Because of the pushback from Florida Governor Ron DeSantis, the College Board got rid of many of the original course topics, including Black Lives Matter and many queer and feminist writers, and instead added Black conservatism as a topic, according to a Feb. 1 New York Times article.
It seems ironic that teaching about conservative movements were alright with DeSantis, but progressive movements were off-limits.
DeSantis also believes queer theory is not relevant to Black history, and that discussing it in this course would push an agenda on children, according to a Jan. 23 interview with PBS.
Of course, Black gay people do, historically and presently, exist. DeSantis is living proof that a deeper education on non-white history is needed in schools.
Additionally, Florida’s law HB 1557, nicknamed the “Don’t Say Gay Bill,” bans discussion of LGBTQ+ issues in kindergarten through third grade classrooms, according to an April 22, 2022 Washington Post article.
This policy was created despite the evidence of benefits from creating inclusive curriculums for LGBTQ+ students, according to GLSEN’s 2019 National School Climate Survey.
LGBTQ+ students who had been taught an LGBTQ+-inclusive curriculum reported experiencing less discrimination and harassment and felt more accepted than those who had not, according to the survey.
Those who experienced discrimination were more likely to miss school, had lower GPAs, were less likely to plan to pursue post-secondary education, were more likely to be disciplined in school and had lower self-esteem and high levels of depression, according to the survey.
Forty-five percent of LGBTQ+ youth considered suicide in the past year, according to The Trevor Project. It is necessary for schools to be a safe space for LGBTQ+ students, for the sake of their access to education and their mental health.
While it may not be feasible for policymakers to avoid education policy altogether, as it is a large part of what governments do, there are ways to ensure that policies will benefit students.
Both those who are making policies and people who are voting for them should do the research to learn the actual meaning of the policies they are trying to implement, and what the impacts on education will be.
Teachers are fighting back against policies that are controlling what they can teach, and are tired of having their autonomy stripped from them and the full picture held from their students, according to a July 28, 2022 article from the National Education Association.
Sixty-one percent of principals and 37% of teachers reported being harassed due to pandemic policies and teaching about racism in only the first few months of the 2021-22 school year, according to an Aug 27. 2022 Huffington Post article.

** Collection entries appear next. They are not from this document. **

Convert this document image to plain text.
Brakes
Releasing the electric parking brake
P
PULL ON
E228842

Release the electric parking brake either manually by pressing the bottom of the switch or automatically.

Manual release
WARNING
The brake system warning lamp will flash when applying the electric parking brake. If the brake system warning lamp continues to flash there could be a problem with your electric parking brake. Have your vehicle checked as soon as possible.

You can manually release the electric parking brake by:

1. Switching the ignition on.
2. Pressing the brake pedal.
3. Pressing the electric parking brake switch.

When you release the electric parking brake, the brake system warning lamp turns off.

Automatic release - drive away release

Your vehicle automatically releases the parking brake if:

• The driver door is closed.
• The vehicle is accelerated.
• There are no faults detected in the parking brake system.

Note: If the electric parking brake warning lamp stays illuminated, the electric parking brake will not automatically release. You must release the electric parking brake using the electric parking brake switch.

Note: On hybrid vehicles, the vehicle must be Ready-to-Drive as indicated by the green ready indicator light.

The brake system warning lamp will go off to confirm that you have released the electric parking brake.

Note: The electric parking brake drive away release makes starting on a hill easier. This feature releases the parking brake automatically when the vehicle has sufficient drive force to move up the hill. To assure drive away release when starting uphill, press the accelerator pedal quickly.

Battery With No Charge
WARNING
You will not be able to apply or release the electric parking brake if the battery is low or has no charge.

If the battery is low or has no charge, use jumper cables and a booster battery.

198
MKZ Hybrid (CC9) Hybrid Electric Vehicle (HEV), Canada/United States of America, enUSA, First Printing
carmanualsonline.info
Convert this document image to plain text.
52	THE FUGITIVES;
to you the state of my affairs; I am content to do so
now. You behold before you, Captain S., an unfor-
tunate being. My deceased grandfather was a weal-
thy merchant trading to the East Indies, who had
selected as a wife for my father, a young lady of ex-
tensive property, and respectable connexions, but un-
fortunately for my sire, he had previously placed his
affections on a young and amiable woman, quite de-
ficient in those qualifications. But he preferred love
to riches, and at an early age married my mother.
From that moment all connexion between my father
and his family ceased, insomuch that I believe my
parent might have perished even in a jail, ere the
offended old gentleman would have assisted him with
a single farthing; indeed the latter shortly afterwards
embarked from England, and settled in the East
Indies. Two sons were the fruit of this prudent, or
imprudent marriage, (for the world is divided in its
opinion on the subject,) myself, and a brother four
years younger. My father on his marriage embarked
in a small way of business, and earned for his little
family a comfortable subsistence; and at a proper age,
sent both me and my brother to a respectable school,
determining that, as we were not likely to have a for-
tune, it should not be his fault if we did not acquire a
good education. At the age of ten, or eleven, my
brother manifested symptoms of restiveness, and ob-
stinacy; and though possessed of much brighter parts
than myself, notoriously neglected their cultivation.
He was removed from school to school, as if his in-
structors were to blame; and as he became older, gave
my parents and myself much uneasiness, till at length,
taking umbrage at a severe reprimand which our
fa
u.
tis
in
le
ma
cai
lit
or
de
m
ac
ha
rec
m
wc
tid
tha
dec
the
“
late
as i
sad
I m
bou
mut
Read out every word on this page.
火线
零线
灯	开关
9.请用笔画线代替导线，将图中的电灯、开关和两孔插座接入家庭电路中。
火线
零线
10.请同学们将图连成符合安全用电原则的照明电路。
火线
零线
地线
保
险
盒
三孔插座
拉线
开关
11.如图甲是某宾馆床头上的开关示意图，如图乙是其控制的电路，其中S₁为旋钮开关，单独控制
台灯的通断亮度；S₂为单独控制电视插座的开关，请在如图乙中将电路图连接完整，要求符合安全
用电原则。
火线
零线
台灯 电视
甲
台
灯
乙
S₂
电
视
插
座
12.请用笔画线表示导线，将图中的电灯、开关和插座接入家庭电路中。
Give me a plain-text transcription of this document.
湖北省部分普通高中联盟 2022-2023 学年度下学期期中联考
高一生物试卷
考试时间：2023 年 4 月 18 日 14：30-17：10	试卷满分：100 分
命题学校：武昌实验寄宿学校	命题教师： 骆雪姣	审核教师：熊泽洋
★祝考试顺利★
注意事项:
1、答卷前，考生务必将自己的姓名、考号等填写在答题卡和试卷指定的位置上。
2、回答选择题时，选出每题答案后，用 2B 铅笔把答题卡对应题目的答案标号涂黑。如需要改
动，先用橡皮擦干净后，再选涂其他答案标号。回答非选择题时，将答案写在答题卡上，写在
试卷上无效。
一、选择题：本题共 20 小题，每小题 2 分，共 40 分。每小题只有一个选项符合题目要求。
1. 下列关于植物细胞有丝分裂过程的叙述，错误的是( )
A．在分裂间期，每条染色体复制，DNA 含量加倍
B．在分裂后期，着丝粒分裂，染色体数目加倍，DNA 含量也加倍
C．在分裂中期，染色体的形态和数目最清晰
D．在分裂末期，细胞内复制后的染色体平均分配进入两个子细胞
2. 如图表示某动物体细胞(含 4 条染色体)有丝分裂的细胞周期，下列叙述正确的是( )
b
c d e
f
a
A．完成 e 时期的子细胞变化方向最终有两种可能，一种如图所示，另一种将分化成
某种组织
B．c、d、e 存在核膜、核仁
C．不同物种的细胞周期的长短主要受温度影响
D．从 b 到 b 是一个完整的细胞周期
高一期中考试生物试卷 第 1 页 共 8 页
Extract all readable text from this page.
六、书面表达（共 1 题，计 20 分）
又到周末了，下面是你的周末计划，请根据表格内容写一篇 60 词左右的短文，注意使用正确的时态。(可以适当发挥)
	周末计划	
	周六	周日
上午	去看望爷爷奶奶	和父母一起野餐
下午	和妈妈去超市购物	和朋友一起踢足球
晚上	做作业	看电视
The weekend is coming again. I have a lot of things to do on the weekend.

Thousands of teaching positions have also opened up without people to fill them in states where education is being attacked, according to the article.
So many of these educators are furious about the future of education that policymakers are attempting to create, according to the article.
Policymakers should consider consulting people with education experience on what will help or hurt students.
Policymakers should read the latest educational literature by experts in the field to determine the best practice in schools, or research mental health data to determine the potential impacts of the policy they are looking to create.
Additionally, voters should think about the potential impacts on their own children—if their child was gay or Black, how would these policies affect them? Would these laws be creating a school that they feel safe and welcome in, or one they can’t wait to leave every day?
All education policies should be focused on helping children. It is morally wrong to twist the actual meaning of words to fit an agenda that will hurt the lives and well-being of children.